MRU hosts event that challenges literary censorship
Freedom to Read week, an annual event, ran this year from Feb. 24 to March 1. The event is intended to unite writers, readers and librarians to raise awareness about censorship of literature in Canada.
Overall, over 50 events took place in libraries, schools and public spaces across the country. The events ranged from contests, to panels focused on discussing the issue, to ideas like banned book demonstrations.
The Mount Royal University’s library held their own banned book demonstration, which was called the Banned Book Reader Series. The event took place from Feb. 24 – 28. It involved students, faculty and staff volunteers reading passages from banned and challenged books aloud in front of the library on Main Street to demonstrate their belief in intellectual freedom.
Literary censorship is not unheard of in Canada. This is mostly due to government officials, customs agents at the border, or religious groups who decide that aspects of certain literature is too controversial to allow Canadians to read them, so the books get challenged as a result.
An example of this from Canada’s history was when Margaret Laurence published her book, The Diviners, in 1974. The book found itself banned by a number of schools because of the direct influence of parents and Christian groups that accused the book of being “obscene”, “blasphemous” and “pornographic” in nature.
Even now, literary works are still being challenged or banned completely in Canada. Whether it be hyper-violent/gory books like American Psycho, popular books with subject matter deemed controversial like the Harry Potter series, or even children’s books like And Tango Makes Three — a book about two male penguins that raise a baby chick together — can be challenged and ultimately censored as a result. In a country that promotes freedom, can clearly be seen as an issue.
There is no clear solution to the issue of banning books. On the one hand, if freedom of speech in Canada is truly going to be achieved, then the challenging/banning of books needs to stop.
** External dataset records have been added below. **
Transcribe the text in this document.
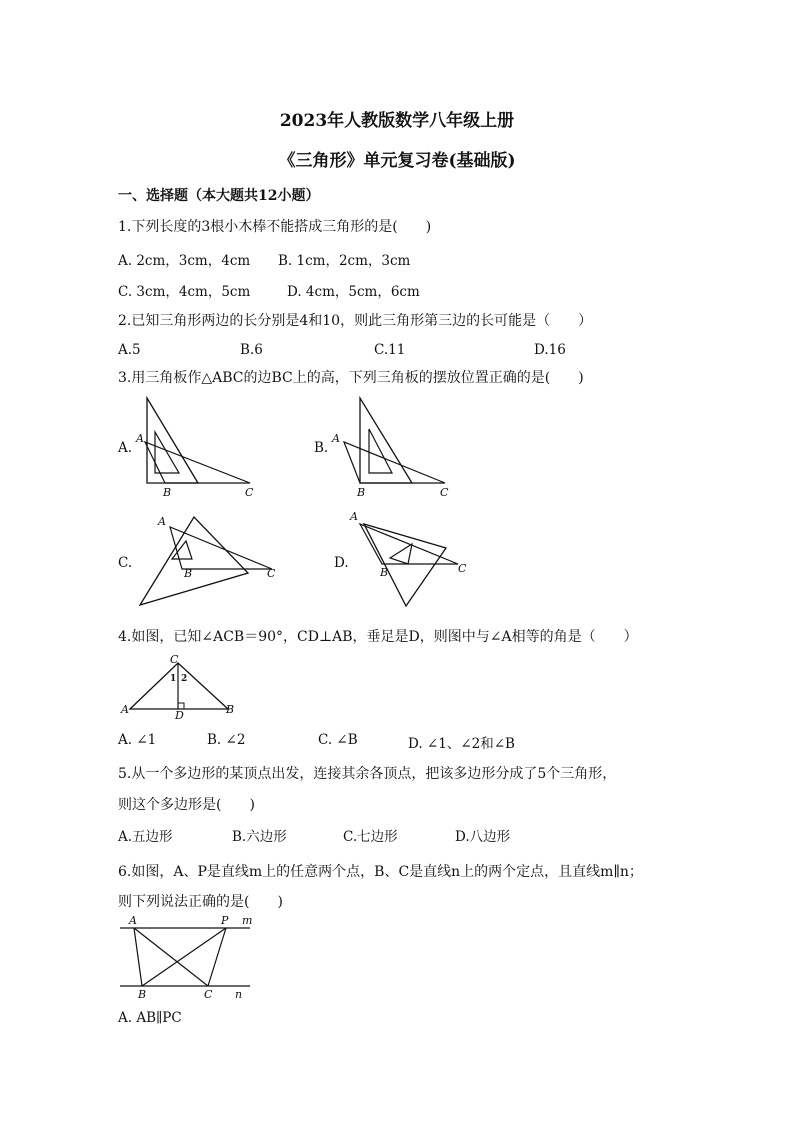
2023年人教版数学八年级上册
《三角形》单元复习卷(基础版)
一、选择题（本大题共12小题）
1.下列长度的3根小木棒不能搭成三角形的是(　　)
A. 2cm，3cm，4cm B. 1cm，2cm，3cm
C. 3cm，4cm，5cm	D. 4cm，5cm，6cm
2.已知三角形两边的长分别是4和10，则此三角形第三边的长可能是（　　）
A.5	B.6	C.11	D.16
3.用三角板作△ABC的边BC上的高，下列三角板的摆放位置正确的是(　　)
A.
A
B	C
B.
A
B	C
C.
A
B	C
D.
A
B	C
4.如图，已知∠ACB＝90°，CD⊥AB，垂足是D，则图中与∠A相等的角是（　　）
A	B
C
D
1 2
A. ∠1	B. ∠2	C. ∠B	D. ∠1、∠2和∠B
5.从一个多边形的某顶点出发，连接其余各顶点，把该多边形分成了5个三角形，
则这个多边形是(　　)
A.五边形	B.六边形	C.七边形	D.八边形
6.如图，A、P是直线m上的任意两个点，B、C是直线n上的两个定点，且直线m∥n；
则下列说法正确的是(　　)
A	P m
B	C n
A. AB∥PC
Everyone is going to have their own different, personal opinions about certain books because of their subject matter, but does that mean that silencing these literary works is the solution?
While some believe that creative freedom should be embraced, rather than being shut down, not everyone shares that point of view.
However, until writers can have the right to publish their works without having them being challenged in any way, events like Freedom to Read is important to keeping the conversation moving forward, so that hopefully someday we can reach a solution.